Okay, here’s the first installment of my longer Fellowship of the Ring review. If you were here for the first one, you’ll remember that I was intentionally uncritical. Now I’m feeling freer.
First, let me begin by saying that Peter Jackson had to make the movie that he thought would sell. He bled it, so he gets to pick how he’s going to make it. I don’t know what would appeal to the masses. What would appeal to me is an adaptation as close to the books as possible. That didn’t happen.
This review comes to you courtesy of me sitting in ‘FotR’ the second time with my Palm Pilot light on, hastily punching in notes on the pop-up keyboard. I gave myself a head-ache, as you might imagine, but it’s worth it for you, faithful reader!
Many things were done extremely well: the change in the size of the ring, the battle in Mordor between the Last Alliance of men and elves and Sauron, the opening synopsis, the eye of Sauron fx, and lots of other stuff that I may list more exhaustively later.
Christine and Ancalagon the Black made a good point: any time spent on the stuff Peter Jackson made up was time taken away from Tolkien’s time-tested vision. We thought some of the stuff here was way too over the top and took up time that could have been devoted to something else, or even cut.

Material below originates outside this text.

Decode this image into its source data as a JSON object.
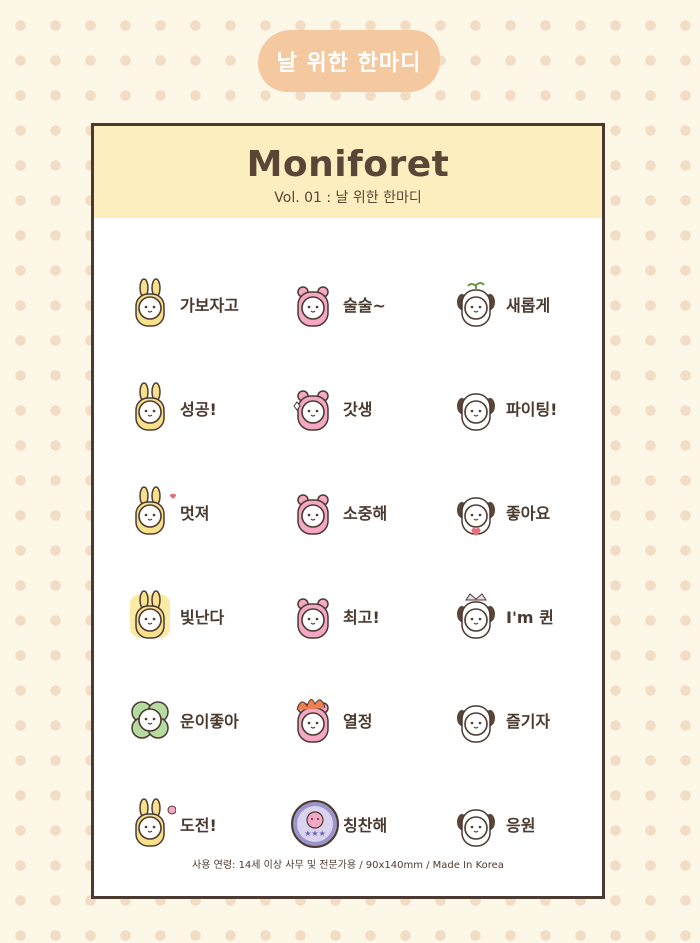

(Note on Ancalagon: His Complete List of Film Changes is messed up on The One Ring. I can only get it to come up sort of properly in the Google caches. So here are the first two: One Two. This dude composed an exhaustive list. It's amazing, and a little scary. He did it before the movie ever came out.)
As much as I liked parts of Viggo Mortensen’s portrayal of Aragorn, he’s just not the man for the job. If memory serves, Aragorn is almost a hundred years old when ‘FotR’ takes place. He lives so long because he has some elvish blood in him, way back. Viggo can’t pull of this kind of experience and wisdom. Also, Aragorn is highly educated, having grown up in Rivendell, and knows a lot of ‘lore’. Again, that’s not Viggo’s bag. For whatever it’s worth, I think Liam Neeson would have been a better choice for Aragorn, though not as if portraying Qui Gon Jinn. Neeson can play the older action hero, and wisdom and experience and deep emotions. Then we’d need a different Arwen (Liv Tyler). More on that later.
Jackson makes the decision to portray Aragorn as reluctant. Elrond says he’s chosen exile. That’s not the book’s treatment at all. Now I appreciate Aragorn’s fear that he will repeat Isildur’s folly. Peter is probably especially bringing this out in light of Aragorn’s aspiration to wed Arwen. Elrond is obviously disapproving of men (which was also overdone. In the book, Aragorn is merely reluctant.) This issue could have been handled better.
I like Viggo as an action hero. And that’s part of the problem: Aragorn is not a Hollywood action hero. The fights become progressively more choreographed, less resembling how a fight might actually go. At the end, on Amon Hen, after letting Frodo go, Aragorn faces the entire Uruk Hai force. Wrong. Sorry. He kills the chief Uruk Hai. But after almost being defeated, he really seems scarcely winded. Jackson wrote and directed Aragorn as too spry and too fancy.
I really dislike Jackson’s portrayal of Galadriel (Cate Blanchett). I’m sorry, because I love Cate Blanchett, and I thought she was a perfect choice for Galadriel. But this Galadriel is too perilous. She talks funny too much (how else to describe it?). Yes, Galadriel could be hard. But she was also gracious, much more so than portrayed here. In general, Jackson's Galadriel is too over-the-top, especially at in the scene with her mirror and anytime she's talking funny in someone's mind.